4 ways to create a seamless customer experience using data
Saken Kulkarni | May 28, 2014
In my neighborhood in New York, I often see retail employees handing out coupons. Whether it’s raining, snowing, or 90 degrees outside, these guys can’t go home until they’ve handed out every last coupon.
Unfortunately for them, this marketing method is rarely an effective way to reach customers. Let’s take a frozen yogurt chain as an example. How can the employee handing out coupons know which customers live in the neighborhood? What if 80% of the coupons that she is handing out are going to people who are simply passing through the neighborhood? What if 60% of the coupons are going to people who are lactose intolerant?
Unless this retailer uses data to drive its marketing decisions, it’s wasting its marketing budget. Retailers can no longer rely on blanket messages in their marketing campaigns. Tailoring marketing campaigns to the customer, similar to the method of tailoring experiences to the customer, will separate retailers who lead from those who fall behind. In a challenging economy beset with competition from online-only retailers, profit margins can be razor thin, forcing retailers to trim costs wherever possible. Optimizing marketing spend to focus campaigns and promotions on customers most likely to respond can help increase margins.
The popularization of the electronic point-of-sale application in the 1980s opened the door to data-driven marketing by enabling retailers to identify and track customer purchases. The explosion of social and digital data created a prime opportunity for retailers to better understand their customers and optimize their marketing campaigns. There are several important metrics that can create a data-driven marketing culture. Here’s four metrics to consider, which include both established, tried-and-true techniques and more experimental methods.
You may remember that I referenced Professor Mark Jeffery from the Kellogg School of Management in my post on designing your customer analytics methodology . His definition for marketing NPV is very similar to that of Customer Lifetime Value. Think of marketing like a financial security: marketing NPV measures the value of a marketing campaign, adjusting for the time value of money.
C^0 = Startup marketing cost
B^n = Revenue (or cash benefit) from the marketing campaign
C^n = Cost of marketing campaign
r = Discount rate
When NPV > 0, the marketing campaign should be executed, and when NPV < 0, the marketing campaign should not be executed. Treating marketing campaigns like you would a financial investment creates an analytical approach for marketing execution.

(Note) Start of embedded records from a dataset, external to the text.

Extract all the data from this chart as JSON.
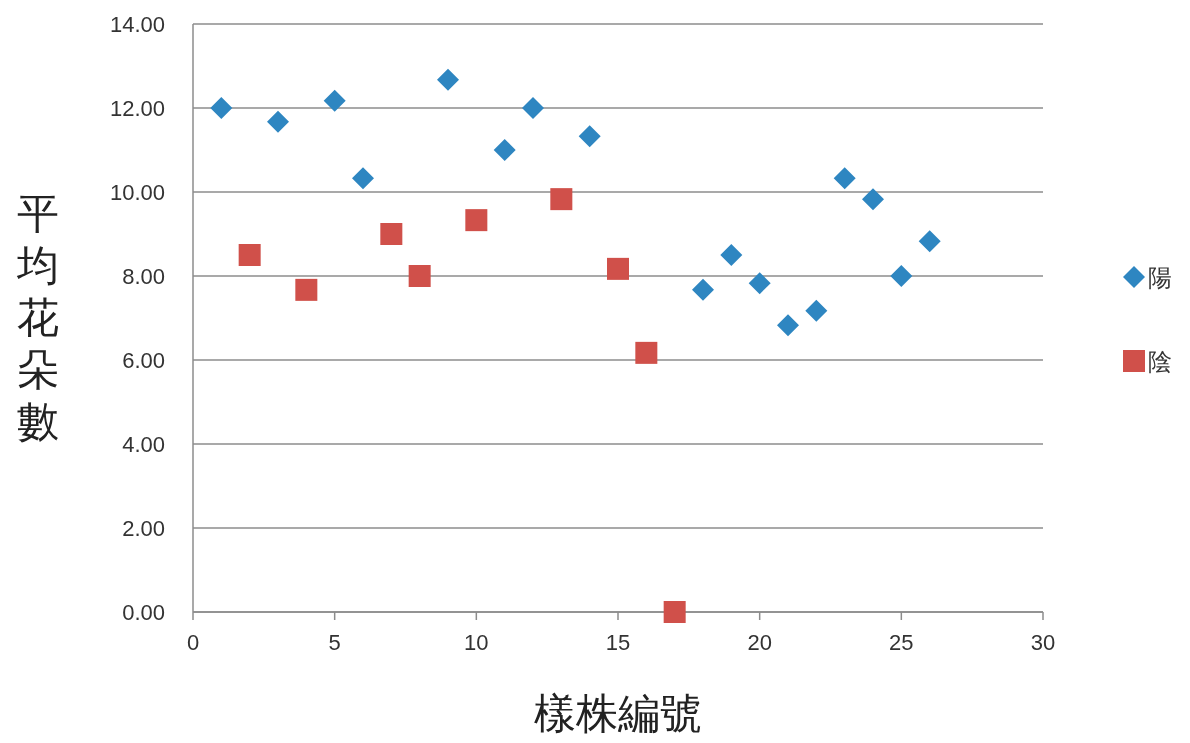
{
  "chart_data": {
    "type": "scatter",
    "xlabel": "樣株編號",
    "ylabel": "平均花朵數",
    "series": [
      {
        "name": "陽",
        "color": "#2e86c1",
        "marker": "diamond",
        "x": [
          1,
          3,
          5,
          6,
          9,
          11,
          12,
          14,
          18,
          19,
          20,
          21,
          22,
          23,
          24,
          25,
          26
        ],
        "values": [
          12.0,
          11.67,
          12.17,
          10.33,
          12.67,
          11.0,
          12.0,
          11.33,
          7.67,
          8.5,
          7.83,
          6.83,
          7.17,
          10.33,
          9.83,
          8.0,
          8.83
        ]
      },
      {
        "name": "陰",
        "color": "#d0504a",
        "marker": "square",
        "x": [
          2,
          4,
          7,
          8,
          10,
          13,
          15,
          16,
          17
        ],
        "values": [
          8.5,
          7.67,
          9.0,
          8.0,
          9.33,
          9.83,
          8.17,
          6.17,
          0.0
        ]
      }
    ],
    "xlim": [
      0,
      30
    ],
    "xticks": [
      0,
      5,
      10,
      15,
      20,
      25,
      30
    ],
    "ylim": [
      0,
      14
    ],
    "yticks": [
      {
        "value": 0,
        "label": "0.00"
      },
      {
        "value": 2,
        "label": "2.00"
      },
      {
        "value": 4,
        "label": "4.00"
      },
      {
        "value": 6,
        "label": "6.00"
      },
      {
        "value": 8,
        "label": "8.00"
      },
      {
        "value": 10,
        "label": "10.00"
      },
      {
        "value": 12,
        "label": "12.00"
      },
      {
        "value": 14,
        "label": "14.00"
      }
    ],
    "grid": "y",
    "legend": "right"
  }
}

Conjoint analysis has been used since the 1970s, but its popularity is still strong today. Conjoint analysis determines how people value different features that make up a product or service. For instance, an electronics company might interview a set of respondents and provide them with a list of different tablets with potential product features (e.g., price, GBs of storage, etc.) and measure which features respondents choose. Several software programs automate and decrease the manual effort involved in this process. This analysis helps marketers understand how they should design products and features.

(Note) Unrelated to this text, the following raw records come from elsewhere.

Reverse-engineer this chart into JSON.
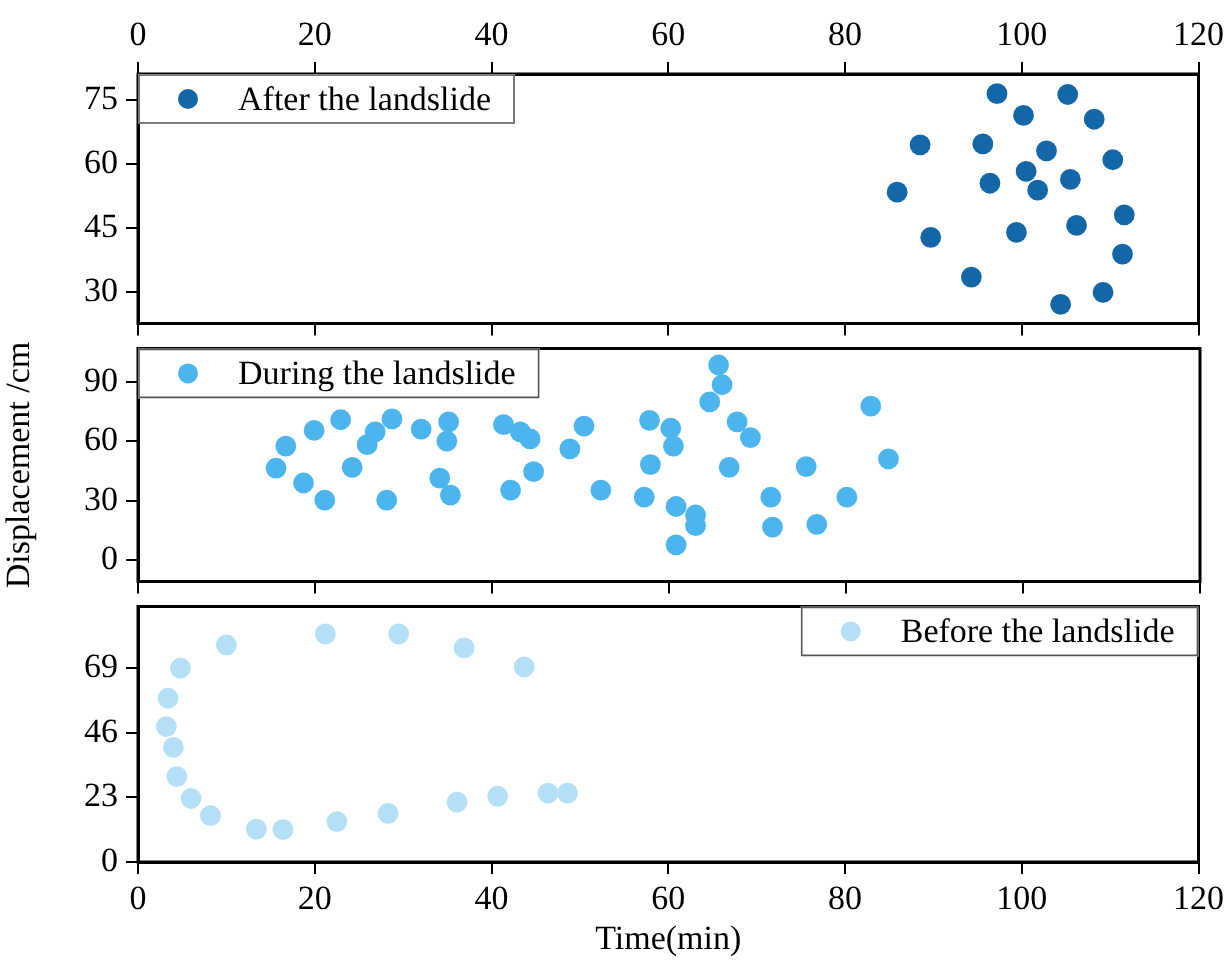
{
  "chart_data": [
    {
      "type": "scatter",
      "x2lim": [
        0,
        120
      ],
      "x2ticks": [
        0,
        20,
        40,
        60,
        80,
        100,
        120
      ],
      "xlim": [
        0,
        120
      ],
      "xticks": [
        0,
        20,
        40,
        60,
        80,
        100,
        120
      ],
      "ylim": [
        22.5,
        81
      ],
      "yticks": [
        30,
        45,
        60,
        75
      ],
      "tick_labels": "y",
      "legend": "top left",
      "marker": "circle",
      "series": [
        {
          "name": "After the landslide",
          "color": "#1467a6",
          "x": [
            97.2,
            105.2,
            100.2,
            108.2,
            88.5,
            95.6,
            102.8,
            110.3,
            100.5,
            105.5,
            96.4,
            101.8,
            85.9,
            111.6,
            106.2,
            99.4,
            89.7,
            111.4,
            94.3,
            109.2,
            104.4
          ],
          "values": [
            76.4,
            76.2,
            71.3,
            70.4,
            64.4,
            64.6,
            63.0,
            60.9,
            58.2,
            56.3,
            55.4,
            53.8,
            53.3,
            48.0,
            45.5,
            43.9,
            42.7,
            38.8,
            33.4,
            29.8,
            27.0
          ]
        }
      ]
    },
    {
      "type": "scatter",
      "xlim": [
        0,
        120
      ],
      "xticks": [
        0,
        20,
        40,
        60,
        80,
        100,
        120
      ],
      "ylim": [
        -11,
        107
      ],
      "yticks": [
        0,
        30,
        60,
        90
      ],
      "tick_labels": "y",
      "legend": "top left",
      "marker": "circle",
      "ylabel": "Displacement /cm",
      "series": [
        {
          "name": "During the landslide",
          "color": "#4cb5ee",
          "x": [
            15.6,
            16.7,
            18.7,
            19.9,
            21.1,
            22.9,
            24.2,
            25.9,
            26.8,
            28.1,
            28.7,
            32.0,
            34.1,
            34.9,
            35.1,
            35.3,
            41.3,
            42.1,
            43.2,
            44.3,
            44.7,
            48.8,
            50.4,
            52.3,
            57.2,
            57.8,
            57.9,
            60.2,
            60.5,
            60.8,
            60.8,
            63.0,
            63.0,
            64.6,
            65.6,
            66.0,
            66.8,
            67.7,
            69.2,
            71.5,
            71.7,
            75.5,
            76.7,
            80.1,
            82.8,
            84.8
          ],
          "values": [
            46.4,
            57.6,
            38.9,
            65.5,
            30.2,
            70.9,
            46.8,
            58.3,
            64.8,
            30.2,
            71.3,
            66.2,
            41.4,
            60.1,
            69.8,
            32.8,
            68.4,
            35.3,
            64.8,
            61.2,
            44.6,
            56.2,
            67.7,
            35.3,
            31.7,
            70.6,
            48.2,
            66.6,
            57.6,
            27.0,
            7.6,
            22.7,
            17.3,
            79.9,
            98.6,
            88.6,
            46.8,
            69.8,
            61.9,
            31.7,
            16.6,
            47.2,
            18.0,
            31.7,
            77.8,
            51.1
          ]
        }
      ]
    },
    {
      "type": "scatter",
      "xlim": [
        0,
        120
      ],
      "xticks": [
        0,
        20,
        40,
        60,
        80,
        100,
        120
      ],
      "ylim": [
        0,
        91
      ],
      "yticks": [
        0,
        23,
        46,
        69
      ],
      "legend": "top right",
      "marker": "circle",
      "xlabel": "Time(min)",
      "series": [
        {
          "name": "Before the landslide",
          "color": "#b3e0f7",
          "x": [
            3.2,
            3.4,
            4.0,
            4.4,
            4.8,
            6.0,
            8.2,
            10.0,
            13.4,
            16.4,
            21.2,
            22.5,
            28.3,
            29.5,
            36.1,
            36.9,
            40.7,
            43.7,
            46.4,
            48.6
          ],
          "values": [
            48.2,
            58.3,
            40.8,
            30.4,
            69.0,
            22.6,
            16.5,
            77.3,
            11.7,
            11.5,
            81.2,
            14.4,
            17.3,
            81.2,
            21.3,
            76.2,
            23.4,
            69.5,
            24.5,
            24.5
          ]
        }
      ]
    }
  ]
}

Diffusion is the rate at which an idea or product is spread from one customer to another. There are several methods for estimating diffusion, but a classic example comes from marketing professor Frank Bass called the Bass Diffusion Model. This model estimates the rate of diffusion by segmenting adopters into “innovators” and “imitators,” and deduces that the diffusion rate is heavily dependent on the interaction between the two segments.
Net uplift modeling
Imagine that a national footwear chain launched a “Friends & Family” discount deal in the month of April, and a monthly report shows that sales increased by 15% in that month. From these results, the marketing team may believe that the marketing campaign was successful simply because sales increased. Unfortunately, this is untrue. We don’t know if sales would have increased by 15% if the marketing campaign was not executed. In other words, we cannot attribute the cause of the sales increase to the marketing campaign because it could have been caused by something totally different (like the Easter holiday or strong consumer confidence).

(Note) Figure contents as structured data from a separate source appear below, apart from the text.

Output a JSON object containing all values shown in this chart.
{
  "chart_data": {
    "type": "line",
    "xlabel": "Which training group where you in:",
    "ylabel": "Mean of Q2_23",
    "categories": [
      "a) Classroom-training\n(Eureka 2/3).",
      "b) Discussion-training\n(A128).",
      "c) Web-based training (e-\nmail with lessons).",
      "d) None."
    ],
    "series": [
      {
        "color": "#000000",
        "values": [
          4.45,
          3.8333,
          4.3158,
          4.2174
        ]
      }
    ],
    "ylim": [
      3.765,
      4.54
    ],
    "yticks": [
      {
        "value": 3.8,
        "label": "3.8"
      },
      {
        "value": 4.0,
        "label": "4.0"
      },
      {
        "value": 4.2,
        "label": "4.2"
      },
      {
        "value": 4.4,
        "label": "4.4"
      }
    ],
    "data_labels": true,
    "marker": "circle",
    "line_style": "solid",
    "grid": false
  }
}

The best way to isolate the marketing campaign variable is to use the net uplift modeling to measure the incremental impact of a marketing campaign. Think of this type of analysis as a double-blind prescription drug study, where the test group receives a drug, the control group does not receive the drug, and the test group is measured against the control group. In the case of a marketing campaign, the test group would be customers who received the promotion and the control group would be those who did not receive the promotion. The “true response rate” would be the difference in response rates between the two groups.
Use analytics to drive marketing decisions
In times of inconsistent economic growth where downward pressures on margins put marketing budgets at risk, it is critical to use analytics to drive marketing decisions. Rest assured that this type of rigor will not stifle the creative forces at your organization. Instead, it will help tailor and focus creativity to customers who are most likely to respond.
Saken Kulkarni is a business analytics consultant at Slalom Consulting. He focuses on the intersection of customer engagement, analytics, and data visualization.